Pour en savoir plus sur le poster présenté :  Work organization and the role of women in Amazonian farm trajectories 

Dans le Guaviare, les résultats préliminaires montrent que les trajectoires des exploitations agricoles présentent des bifurcations significatives pendant et après le conflit armé, tant au niveau du noyau familial que sur le plan économique et agronomique (contamination des sols), en particulier suite aux opérations de  fumigation des cultures illicites. Les femmes sont les plus touchées avec les jeunes par ces bifurcations. Les résultats montrent qu'en cas d'instabilité due au conflit, les agricultrices sont les premières à partir avec leurs enfants, ce qui affecte directement les trajectoires agricoles.

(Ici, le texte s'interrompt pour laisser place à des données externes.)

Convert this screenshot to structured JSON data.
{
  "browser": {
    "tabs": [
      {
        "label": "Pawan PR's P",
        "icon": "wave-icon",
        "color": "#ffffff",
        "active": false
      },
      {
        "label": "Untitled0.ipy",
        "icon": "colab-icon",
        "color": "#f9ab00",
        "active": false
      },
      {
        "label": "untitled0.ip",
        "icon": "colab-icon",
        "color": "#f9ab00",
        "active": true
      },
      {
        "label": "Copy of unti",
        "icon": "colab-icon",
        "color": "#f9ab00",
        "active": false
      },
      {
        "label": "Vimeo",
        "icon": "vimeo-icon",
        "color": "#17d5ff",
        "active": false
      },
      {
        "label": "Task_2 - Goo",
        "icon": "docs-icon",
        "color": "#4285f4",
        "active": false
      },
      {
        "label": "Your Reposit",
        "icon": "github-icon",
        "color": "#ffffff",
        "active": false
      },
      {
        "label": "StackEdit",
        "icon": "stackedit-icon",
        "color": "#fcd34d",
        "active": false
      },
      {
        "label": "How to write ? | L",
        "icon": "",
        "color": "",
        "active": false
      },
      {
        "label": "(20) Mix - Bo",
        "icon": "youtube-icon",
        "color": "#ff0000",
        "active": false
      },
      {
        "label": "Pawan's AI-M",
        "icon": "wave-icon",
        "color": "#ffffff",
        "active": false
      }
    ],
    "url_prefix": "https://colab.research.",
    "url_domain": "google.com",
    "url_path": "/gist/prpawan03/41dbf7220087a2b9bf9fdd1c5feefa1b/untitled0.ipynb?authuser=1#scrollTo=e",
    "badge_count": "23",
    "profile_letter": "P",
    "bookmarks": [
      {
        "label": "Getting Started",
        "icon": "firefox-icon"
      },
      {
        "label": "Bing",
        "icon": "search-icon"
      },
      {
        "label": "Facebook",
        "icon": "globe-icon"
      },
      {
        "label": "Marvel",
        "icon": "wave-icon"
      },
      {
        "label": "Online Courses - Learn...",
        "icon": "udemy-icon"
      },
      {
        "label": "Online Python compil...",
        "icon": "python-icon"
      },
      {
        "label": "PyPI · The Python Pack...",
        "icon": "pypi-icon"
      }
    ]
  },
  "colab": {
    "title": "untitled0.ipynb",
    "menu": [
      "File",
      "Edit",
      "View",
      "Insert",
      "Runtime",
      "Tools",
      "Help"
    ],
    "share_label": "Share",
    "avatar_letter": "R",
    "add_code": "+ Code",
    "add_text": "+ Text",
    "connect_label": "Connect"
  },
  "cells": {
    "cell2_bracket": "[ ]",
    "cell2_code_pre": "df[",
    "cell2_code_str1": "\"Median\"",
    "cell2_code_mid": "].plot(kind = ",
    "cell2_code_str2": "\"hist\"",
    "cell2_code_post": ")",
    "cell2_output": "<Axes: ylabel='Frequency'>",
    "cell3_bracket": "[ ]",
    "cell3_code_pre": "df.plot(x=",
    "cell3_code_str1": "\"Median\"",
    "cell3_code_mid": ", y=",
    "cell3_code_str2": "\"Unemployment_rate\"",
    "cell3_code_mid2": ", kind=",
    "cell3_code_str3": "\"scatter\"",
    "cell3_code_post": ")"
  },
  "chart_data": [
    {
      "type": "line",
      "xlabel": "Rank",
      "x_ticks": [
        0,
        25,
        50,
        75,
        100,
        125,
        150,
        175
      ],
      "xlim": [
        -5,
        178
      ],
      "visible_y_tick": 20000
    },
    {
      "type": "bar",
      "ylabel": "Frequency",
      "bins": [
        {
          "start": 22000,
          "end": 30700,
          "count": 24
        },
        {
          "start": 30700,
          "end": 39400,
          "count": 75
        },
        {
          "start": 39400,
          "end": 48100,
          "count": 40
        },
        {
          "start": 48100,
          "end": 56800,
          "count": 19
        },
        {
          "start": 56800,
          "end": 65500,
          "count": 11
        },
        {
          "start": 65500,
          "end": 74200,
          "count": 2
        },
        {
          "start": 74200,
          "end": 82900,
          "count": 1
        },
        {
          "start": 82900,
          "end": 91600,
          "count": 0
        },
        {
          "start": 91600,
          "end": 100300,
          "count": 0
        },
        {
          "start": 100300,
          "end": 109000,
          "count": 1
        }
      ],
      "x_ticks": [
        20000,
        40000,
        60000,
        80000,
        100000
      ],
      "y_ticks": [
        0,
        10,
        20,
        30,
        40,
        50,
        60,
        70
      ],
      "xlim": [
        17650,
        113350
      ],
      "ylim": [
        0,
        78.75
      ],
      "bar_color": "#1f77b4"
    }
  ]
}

Les ateliers prospectifs réalisés dans le Guaviare ont mis en évidence que les agriculteurs et agricultrices n'avaient pas vraiment de marge de manœuvre quant à leur projet agricole avant la signature des accords de paix , car la culture de la coca s’imposait pour des questions de survie. Avec la mise en place du processus de paix et l’augmentation des investissements pour le développement rural, plus d’options de production (élevage, fruits, maraichage) sont ouvertes et les activités peuvent être envisagées sur le moyen et long terme. Les agriculteurs et agricultrices cherchent aussi désormais à améliorer leurs systèmes de production sans avoir besoin de défricher la forêt. Le passage entre générations reste un défi complexe en raison de facteurs liés au conflit et du manque d’attractivité  des activités rurales pour les jeunes.

Andrés va finaliser sa dernière phase de terrain à Paragominas - Brésil - fin février 2024. Il poursuivra ensuite en France l’analyse de ses résultats et finalisera la rédaction de sa thèse. Sa soutenance est prévue en décembre 2024.